Which brings us to Expectancy: Trading expectancy is a statistic that combines the win rate and reward:risk ratio. It provides a dollar figure for the expected profit or loss on each trade. Positive is good, and shows that the trading system is producing profitable results. A negative number indicates the strategy is, or will, lose money.
Expectancy is calculated as (% wins x average win size) – (% losses x average loss size).
Lets say a trader wins 60% of their trades. They lose $100 on losing trades and make $150 on winning trades (1.5:1 reward to risk).
(60% x 150) – (40% x $100) = 90 – 40 = $50. For every trade this trader takes, on average they can expect to make $50.
Let's then say another trader wins 70% of the time and makes $100, and on the 30% of losing trades they lose on average $300.

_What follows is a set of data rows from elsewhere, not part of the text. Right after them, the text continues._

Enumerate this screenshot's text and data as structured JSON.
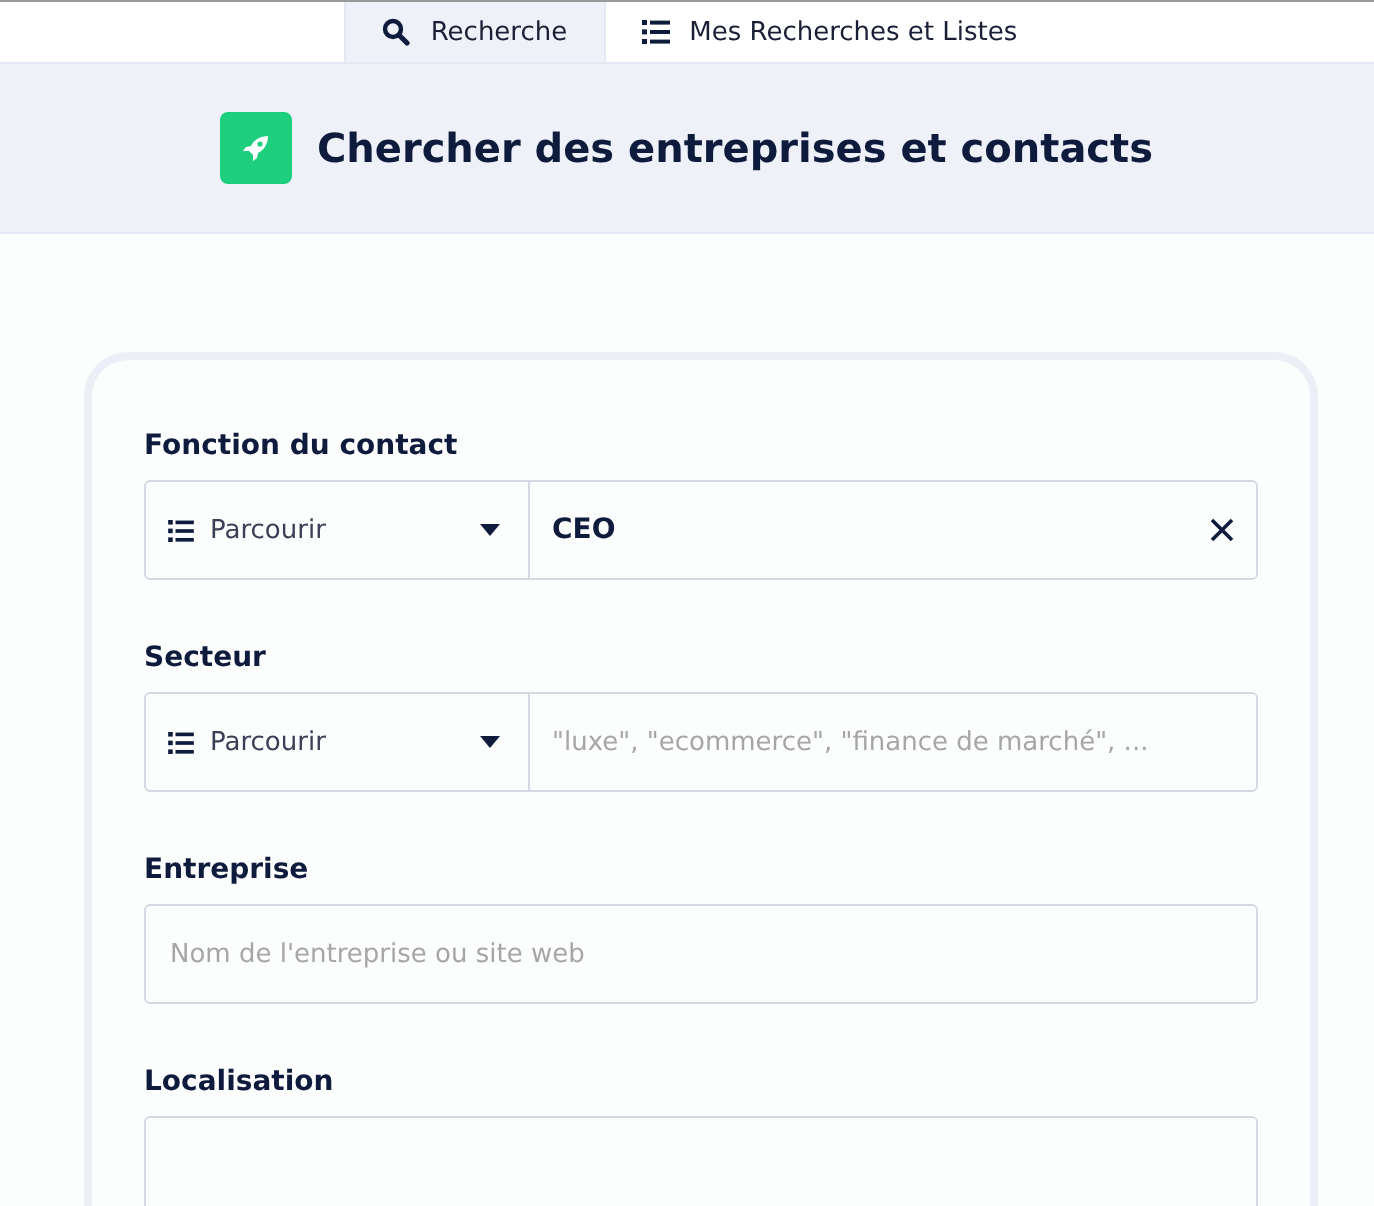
{
  "tabs": [
    {
      "label": "Recherche",
      "kind": "search",
      "selected": true
    },
    {
      "label": "Mes Recherches et Listes",
      "kind": "list",
      "selected": false
    }
  ],
  "header": {
    "title": "Chercher des entreprises et contacts"
  },
  "fields": [
    {
      "kind": "browse",
      "label": "Fonction du contact",
      "select": "Parcourir",
      "value": "CEO",
      "clearable": true
    },
    {
      "kind": "browse",
      "label": "Secteur",
      "select": "Parcourir",
      "placeholder": "\"luxe\", \"ecommerce\", \"finance de marché\", ..."
    },
    {
      "kind": "text",
      "label": "Entreprise",
      "placeholder": "Nom de l'entreprise ou site web"
    },
    {
      "kind": "text",
      "label": "Localisation"
    }
  ]
}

(30% x $300) – (70% x $100) = $900 – $700 = -$200. This trader can expect to lose on average -$200 for each trade they place. Even though the win rate looks good, the losses are too big and result in a losing system
One other important statistic for me is Max Drawdown/ Max consecutive losers. I mention important because most traders ignore this and focus only on when things go well. Every single system OR trader no matter how good it is or they are will have a period where everything seems to go wrong…. You need to always trade as if you have your MAX or WORST drawdown period dead ahead of you.

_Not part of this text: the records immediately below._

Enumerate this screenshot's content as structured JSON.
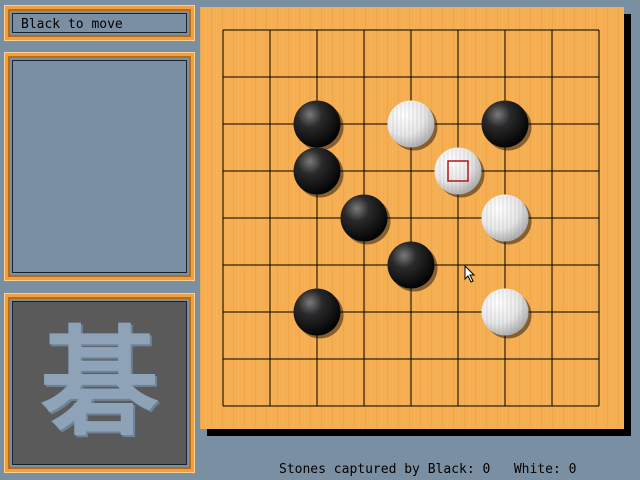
{
  "status": {
    "text": "Black to move"
  },
  "message_panel": {
    "text": ""
  },
  "logo": {
    "glyph": "碁"
  },
  "board": {
    "size": 9,
    "stones": [
      {
        "color": "black",
        "col": 2,
        "row": 2
      },
      {
        "color": "white",
        "col": 4,
        "row": 2
      },
      {
        "color": "black",
        "col": 6,
        "row": 2
      },
      {
        "color": "black",
        "col": 2,
        "row": 3
      },
      {
        "color": "white",
        "col": 5,
        "row": 3,
        "last_move": true
      },
      {
        "color": "black",
        "col": 3,
        "row": 4
      },
      {
        "color": "white",
        "col": 6,
        "row": 4
      },
      {
        "color": "black",
        "col": 4,
        "row": 5
      },
      {
        "color": "black",
        "col": 2,
        "row": 6
      },
      {
        "color": "white",
        "col": 6,
        "row": 6
      }
    ]
  },
  "footer": {
    "captured_by_black_label": "Stones captured by Black:",
    "captured_by_black": "0",
    "captured_by_white_label": "White:",
    "captured_by_white": "0"
  },
  "colors": {
    "board": "#f5ae52",
    "frame": "#f0a040",
    "background": "#7b8fa3",
    "last_move_marker": "#b01818"
  }
}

Monitor how many losing trades you had a row, while still being profitable. This is important for maintaining confidence during the inevitable rough patches to come. If your statistics show that you once had a 10 trade losing streak, but were still profitable overall for the month, that can help you stick with your plan when the next batch of losing trades comes.
This is why it is so important to test a system or at least know its stats before using it is so important. You need a reference point to operate successfully. For example, a good system may have 4 or 5 losing trades in a row, before a string a good ones. If you do not know this, you may give up after a few losses, missing out on the upcoming profit. It is also important to know these stats so that you are aware that even if its going through a rough patch, the system is in fact operating properly, just the expected rough patch, or when it is no longer ‘working’ and needs to be adjusted.
Maximum drawdown is the biggest percentage drop in capital witnessed while using a system. It is calculated as the difference between a high point in capital and a low point that occurs after - no time restraint on this metric.
A profitable trader may have a bad period and go from 100K to 85K, before recovering all the losses and bringing the account back above 100K. In this case, the trader’s drawdown was 15%. There is your frame of reference and the trader knows that as long as the plan is followed, a 15% drawdown can occur, but is by no means the end of the world. Same as with maximum consecutive losses, maximum drawdown provides a reference point for what size of losses are normal…. It is when it goes out of these bounds that you know something is wrong and needs to be adjusted. Things change… systems need to adapt according to market conditions at times....
One thing every trader eventually realizes is - there is no Holy Grail.. you need to work hard whatever type of system you use and risk management is critical in order to be successful in this business.